Film and Screen Studies by Advanced Study

专业详情

The MPhil in Film and Screen Studies at Cambridge provides advanced training in the study of the theory and history of film and other screen media in a vibrant interdisciplinary context. The moving image is explored in relation to the development of modern and contemporary culture, and to the history and theory of other media (literature, music, the visual arts, architecture, the digital). Students are immersed in a research environment that emphasises work on geopolitics, early cinema, art cinema and the avant-garde, theory, aesthetics, and gender and sexuality. The MPhil is offered by the Faculty of Modern and Medieval Languages and Linguistics (MMLL) as a nine-month full-time period of research and introduces students to research skills and specialist knowledge.

The course aims:

  • to give students with relevant experience at a first-degree level the opportunity to develop a historically and theoretically informed approach to the study of screen media in their cultural contexts, both in taught classes and through closely supervised individual research;
  • to give students the opportunity to develop a distinctive interdisciplinary approach to the study of film and screen, by exposure to the different kinds of enquiry undertaken in a variety of disciplines;
  • to give students the opportunity to acquire or develop skills and expertise relevant to their research interests; and
  • to provide foundations for continuation to PhD research in film and screen studies.
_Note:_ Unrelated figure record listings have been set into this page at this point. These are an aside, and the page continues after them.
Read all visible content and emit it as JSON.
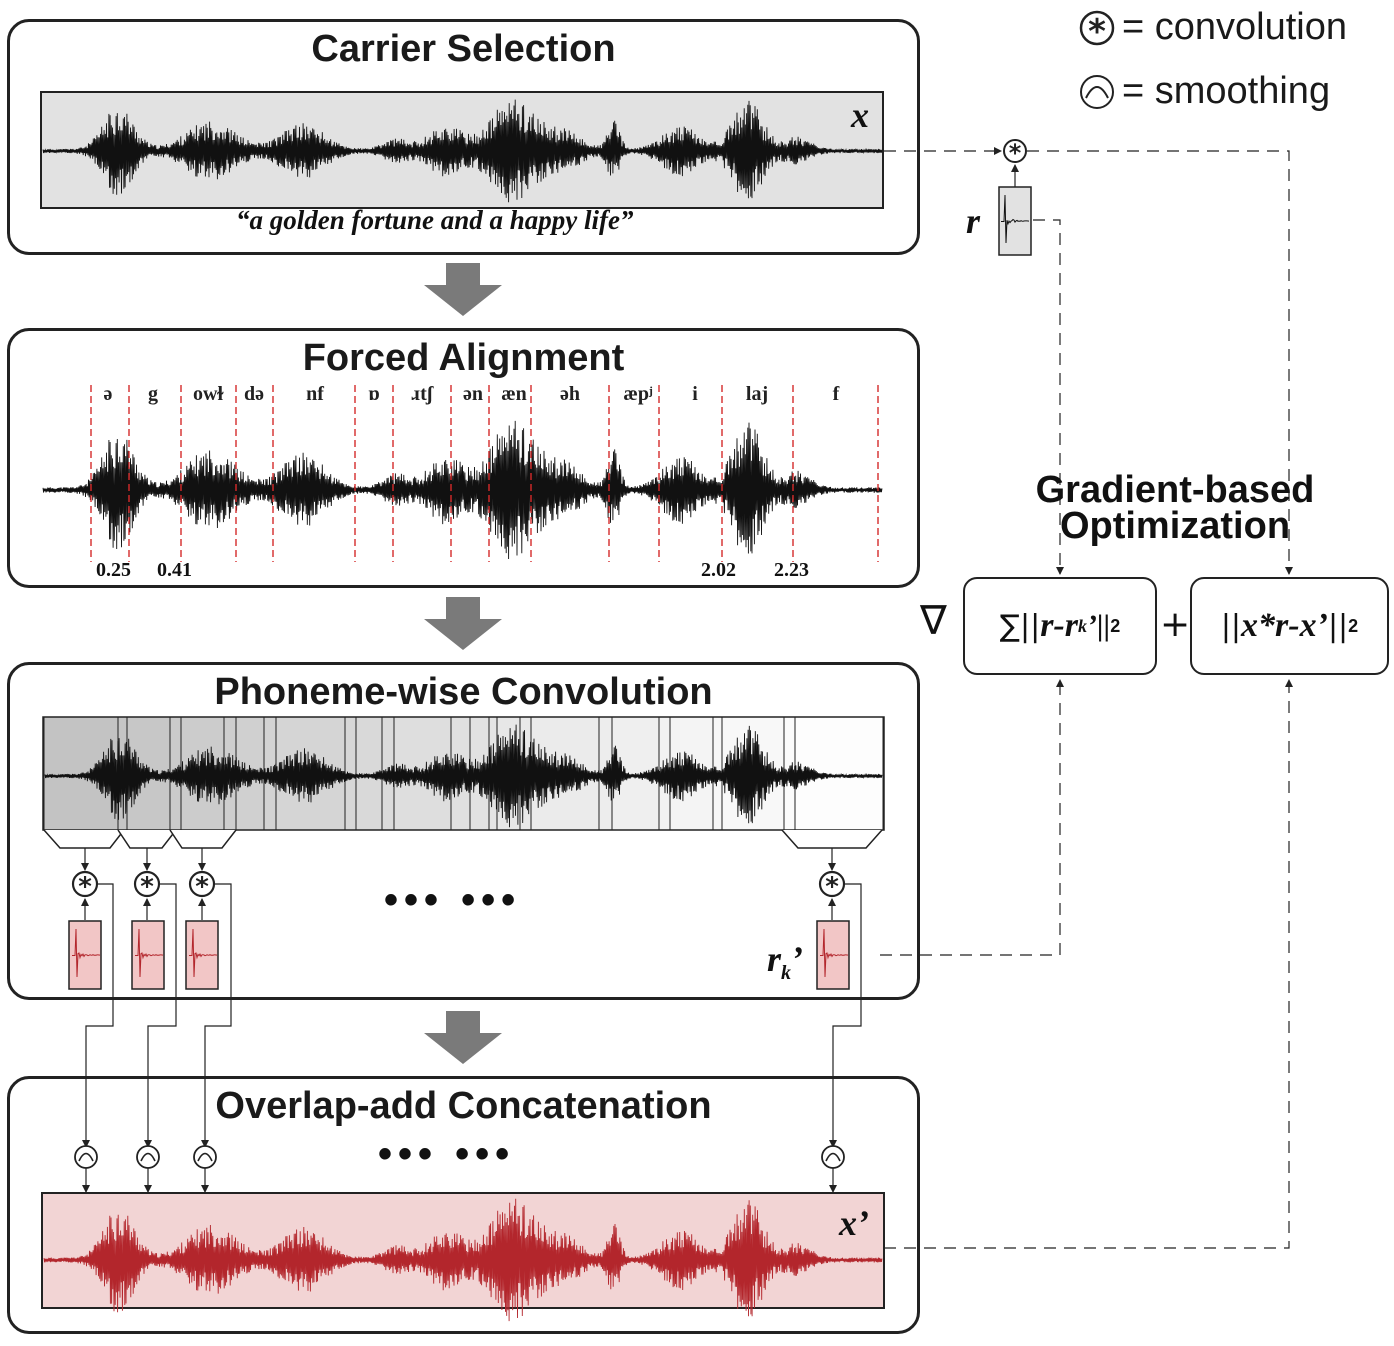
{
  "legend": {
    "convolution": "= convolution",
    "smoothing": "= smoothing"
  },
  "carrier_selection": {
    "title": "Carrier Selection",
    "signal_label": "x",
    "transcript": "“a golden fortune and a happy life”"
  },
  "forced_alignment": {
    "title": "Forced Alignment",
    "phonemes": [
      "ə",
      "g",
      "owɫ",
      "də",
      "nf",
      "ɒ",
      "ɹtʃ",
      "ən",
      "æn",
      "əh",
      "æpʲ",
      "i",
      "laj",
      "f"
    ],
    "time_marks": [
      "0.25",
      "0.41",
      "2.02",
      "2.23"
    ]
  },
  "phoneme_convolution": {
    "title": "Phoneme-wise Convolution",
    "ellipsis": "••• •••",
    "rir_label": "r",
    "rir_sub": "k",
    "rir_prime": "’"
  },
  "overlap_add": {
    "title": "Overlap-add Concatenation",
    "ellipsis": "••• •••",
    "signal_label": "x’"
  },
  "rir": {
    "label": "r"
  },
  "optimization": {
    "title_line1": "Gradient-based",
    "title_line2": "Optimization",
    "nabla": "∇",
    "plus": "+",
    "term1_sum": "∑||",
    "term1_r": "r-r",
    "term1_sub": "k",
    "term1_rest": "’||",
    "term1_norm": "2",
    "term2_open": "||",
    "term2_expr": "x*r-x’",
    "term2_close": "||",
    "term2_norm": "2"
  },
  "colors": {
    "panel_border": "#222222",
    "waveform_bg": "#e2e2e2",
    "red_bg": "#f2d4d4",
    "red_wave": "#b3262c",
    "arrow_gray": "#7a7a7a",
    "align_line": "#d42a2a"
  }
}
These aims are achieved by:

  • giving students the experience and guidance necessary for them to be able to formulate a feasible research proposal, and to prepare for submitting written work based on such a proposal to a clearly defined timetable;
  • providing a broad foundation for the proper understanding of the issues which have shaped a given field of study, and thus for a critical assessment of existing scholarship;
  • encouraging students to develop insights which might form the basis of an original contribution to that field of study;
  • developing students’ competence in bibliographical method (including the use of computer technology); and
  • giving students the experience of attending and contributing to a postgraduate research seminar, and in particular of presenting their own work and discussing the issues that arise from it with an audience of senior and junior members of the participating departments and faculties.
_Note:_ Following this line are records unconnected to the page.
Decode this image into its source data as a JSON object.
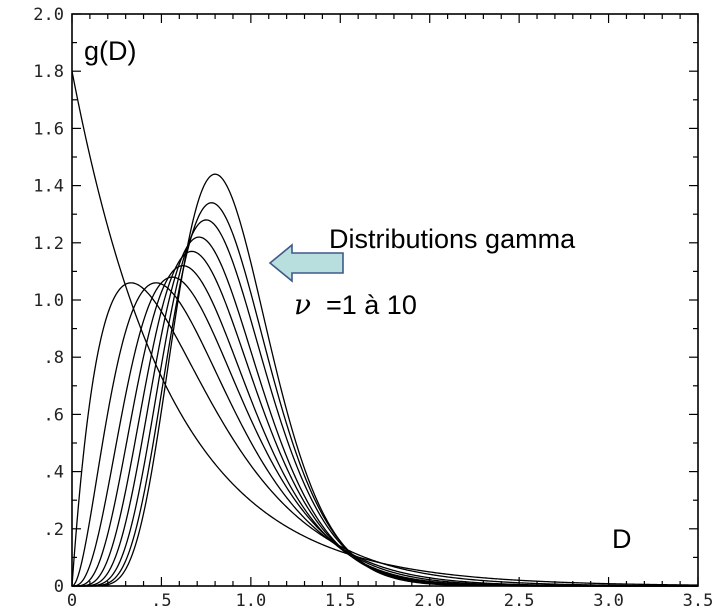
{
  "chart_data": {
    "type": "line",
    "title": "",
    "ylabel": "g(D)",
    "xlabel": "D",
    "xlim": [
      0,
      3.5
    ],
    "ylim": [
      0,
      2.0
    ],
    "x_ticks": [
      "0",
      ".5",
      "1.0",
      "1.5",
      "2.0",
      "2.5",
      "3.0",
      "3.5"
    ],
    "y_ticks": [
      "0",
      ".2",
      ".4",
      ".6",
      ".8",
      "1.0",
      "1.2",
      "1.4",
      "1.6",
      "1.8",
      "2.0"
    ],
    "grid": false,
    "distribution": "gamma",
    "shape_parameter_values": [
      1,
      2,
      3,
      4,
      5,
      6,
      7,
      8,
      9,
      10
    ],
    "series": [
      {
        "nu": 1,
        "peak_x": 0.0,
        "peak_y": 1.8
      },
      {
        "nu": 2,
        "peak_x": 0.33,
        "peak_y": 1.06
      },
      {
        "nu": 3,
        "peak_x": 0.47,
        "peak_y": 1.06
      },
      {
        "nu": 4,
        "peak_x": 0.56,
        "peak_y": 1.08
      },
      {
        "nu": 5,
        "peak_x": 0.62,
        "peak_y": 1.12
      },
      {
        "nu": 6,
        "peak_x": 0.67,
        "peak_y": 1.17
      },
      {
        "nu": 7,
        "peak_x": 0.71,
        "peak_y": 1.22
      },
      {
        "nu": 8,
        "peak_x": 0.75,
        "peak_y": 1.28
      },
      {
        "nu": 9,
        "peak_x": 0.78,
        "peak_y": 1.34
      },
      {
        "nu": 10,
        "peak_x": 0.8,
        "peak_y": 1.44
      }
    ]
  },
  "annotations": {
    "ylabel": "g(D)",
    "xlabel": "D",
    "label_line1": "Distributions gamma",
    "nu_symbol": "ν",
    "label_line2": "=1 à 10",
    "arrow_color": "#b8dede",
    "arrow_stroke": "#3f5a8a"
  }
}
In addition to these subject-specific skills, the following general transferable skills are also acquired:

  • The relatively intense timetable of the MPhil demands that students develop exemplary time-management skills. They work in collaboration with their supervisors to devise appropriate plans of study and have to ensure that they meet all deadlines, both formal and informal.
  • Students are expected to make regular presentations in seminar situations. This develops their oral presentation skills.
  • Written work is assessed on the basis of a demonstration of scholarly research and critical analysis. That is, students are expected to present a lucid, coherent and carefully substantiated exposition of a critical viewpoint. Writing must be in clear, grammatically correct, continuous prose, and must function as a single, comprehensible, persuasive, cumulative demonstration, not as a series of disconnected insights. The organisation of the argument of the essay or dissertation and its prose style are of crucial importance.

Learning Outcomes

By the end of the programme students will have:

  • developed a deeper knowledge of the history and theory of film and screen studies in a cultural context;
  • developed a conceptual understanding of the debates which have shaped that field of study, and of current research methods;
  • acquired or consolidated skills appropriate for research in their chosen area;
  • demonstrated independent judgement, based on their own research;
  • participated effectively in seminar discussions; and
  • learnt how to timetable independent research to produce written work of a high standard to a clearly defined deadline.